Riq by this time has finally arrived at the studio and cautiously approaches the Big Brother house to be greeted by the resident Marky's-man (see what I did there?) taking pot shots at him. Luckily the fact that the sun is shining brightly off Riq's huge brow means that Marky is dazzled long enough for Kelly to scream "It's mahhhh boyfriend! Dahn't shoot 'im!" before Marky just climbs down and beats him to death.

Re-united with his true love, Riq endears himself to Patrick by persauding the others that he's a mustachioed mentalist and should be tied up in the toilet.

Patrick disagrees, but seeing as he's covered head to toe in blood and clutching someones severed genitals they do in fact, tie him up.

In the toilet.


McCall: Nice flat tummy,
face of utter fuckness.





Veronica thinks that this isn't enough and that they should shoot him as well (just in case) which causes a huge moral debate (with swearing obviously).

Whilst all this is going on Joplin excuses himself and goes for a wee, where good old Patrick tells him that the whole country hated him (as opposed to now, where they just want to eat him) and the other housemates think he's a boring old pervert. This comes as a shock to Joplin, tho' why I have no idea, seeing as earlier he'd been tempted to crack one of whilst Veronica was having a shower but there you go, so he unties Patrick and the pair burst into the dining area and take Kelly hostage.

The moralising turns into a dirty scrap as Riq fights to save Kelly and Patrick waves a big gun about as everyone falls into the garden, the sound of stinky tramps growing ever louder....

And no-one has noticed Joplin slowly making his way to the gates with a bucket of offal....

Brooker: Zombie obsessed, gurning man child.


Originally broadcast in the UK over five nights leading up to Halloween in 2008, Dead Set seemed an exciting prospect; zombie gut munching on prime time teevee written by the countries leading wit, comedy masturbater and pop culture commentator Charlie Brooker.

So what went wrong?

I was looking forward to being able to vote on who would be eaten next or a drama where intelligent zombies use the house as entertainment, fattening up the housemates before eviction; a tottering undead Davina moaning 'I'm coming to get you Barbra' as the evictee is torn limb from limb by plackard waving skeletons.

Maybe my expectations of Brooker (a self confessed zombie fan) were a little too high but I think the audience deserved more than a few reheated 'best of' scenes from Romero's Dead saga (haphazardly delivered with the aid of nausea inducing editing) stretched out over a week.

But your average viewing pleb (sorry, viewer) seemed to enjoy it so what do I know?

Well, I know enough that if you're going to have a character mention Night of the Living Dead then you might as well be post modern enough to have him follow it up by pointing out how entirely similar the situation is and play against that, not just have him forget about it then look surprised when the biting starts.

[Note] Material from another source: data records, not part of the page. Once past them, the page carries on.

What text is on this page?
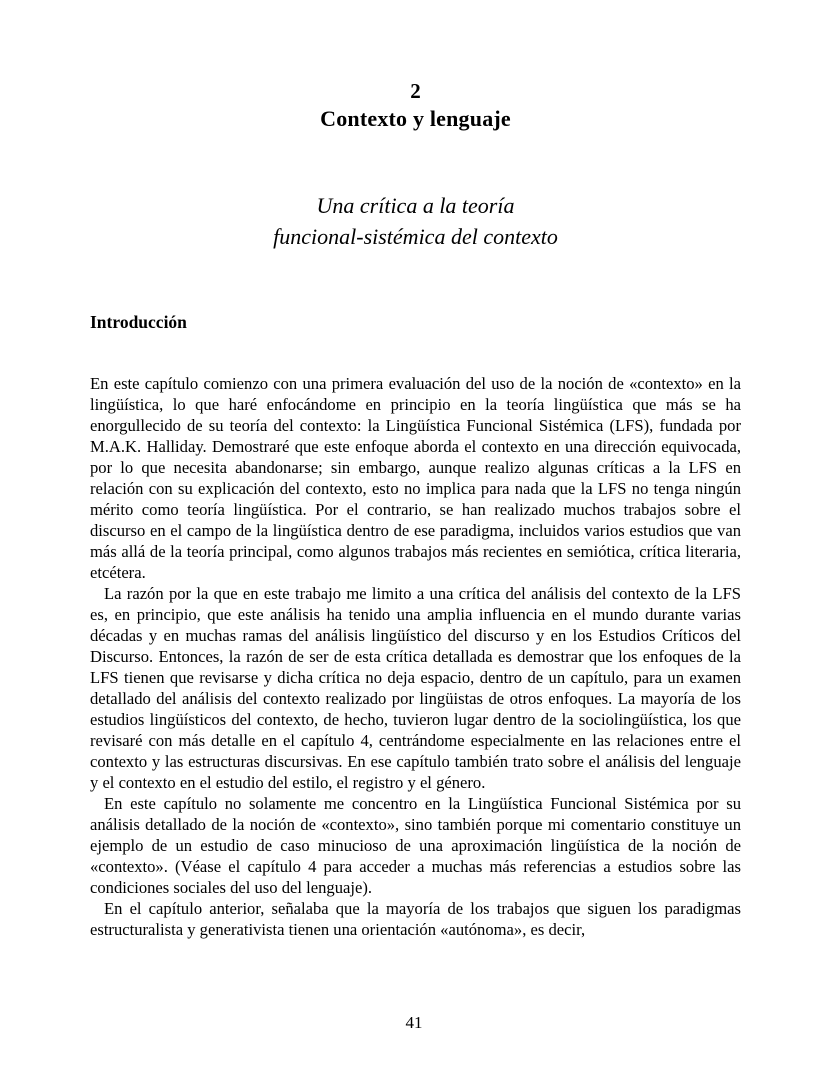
2
Contexto y lenguaje
Una crítica a la teoría
funcional-sistémica del contexto
Introducción

En este capítulo comienzo con una primera evaluación del uso de la noción de «contexto» en la lingüística, lo que haré enfocándome en principio en la teoría lingüística que más se ha enorgullecido de su teoría del contexto: la Lingüística Funcional Sistémica (LFS), fundada por M.A.K. Halliday. Demostraré que este enfoque aborda el contexto en una dirección equivocada, por lo que necesita abandonarse; sin embargo, aunque realizo algunas críticas a la LFS en relación con su explicación del contexto, esto no implica para nada que la LFS no tenga ningún mérito como teoría lingüística. Por el contrario, se han realizado muchos trabajos sobre el discurso en el campo de la lingüística dentro de ese paradigma, incluidos varios estudios que van más allá de la teoría principal, como algunos trabajos más recientes en semiótica, crítica literaria, etcétera.

La razón por la que en este trabajo me limito a una crítica del análisis del contexto de la LFS es, en principio, que este análisis ha tenido una amplia influencia en el mundo durante varias décadas y en muchas ramas del análisis lingüístico del discurso y en los Estudios Críticos del Discurso. Entonces, la razón de ser de esta crítica detallada es demostrar que los enfoques de la LFS tienen que revisarse y dicha crítica no deja espacio, dentro de un capítulo, para un examen detallado del análisis del contexto realizado por lingüistas de otros enfoques. La mayoría de los estudios lingüísticos del contexto, de hecho, tuvieron lugar dentro de la sociolingüística, los que revisaré con más detalle en el capítulo 4, centrándome especialmente en las relaciones entre el contexto y las estructuras discursivas. En ese capítulo también trato sobre el análisis del lenguaje y el contexto en el estudio del estilo, el registro y el género.

En este capítulo no solamente me concentro en la Lingüística Funcional Sistémica por su análisis detallado de la noción de «contexto», sino también porque mi comentario constituye un ejemplo de un estudio de caso minucioso de una aproximación lingüística de la noción de «contexto». (Véase el capítulo 4 para acceder a muchas más referencias a estudios sobre las condiciones sociales del uso del lenguaje).

En el capítulo anterior, señalaba que la mayoría de los trabajos que siguen los paradigmas estructuralista y generativista tienen una orientación «autónoma», es decir,

41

The thing is tho' that it has all the hallmarks of being a great show, not just an average one; for every shoehorned Romero reference we get a really subtle Living Dead At The Manchester Morgue one that will no doubt go straight over most folks heads yet warm the cockles of a jaded horror fan and for every crappy 28 Days Later style running zombie (that film has so much to answer for) there's a comedy undead cripple slavering from his wheelchair.

Art or arse? YOU decide!



Ultimately the show seemed to be aimed at those it was parodying; the Heat reading, reality teevee obsessed, crap haired culturally unclean. You know, the types that put Jade Goody where she is today (I mean they made her famous, not gave her cancer before you start to write and complain).

If you don't believe me check the comments on the E4 website.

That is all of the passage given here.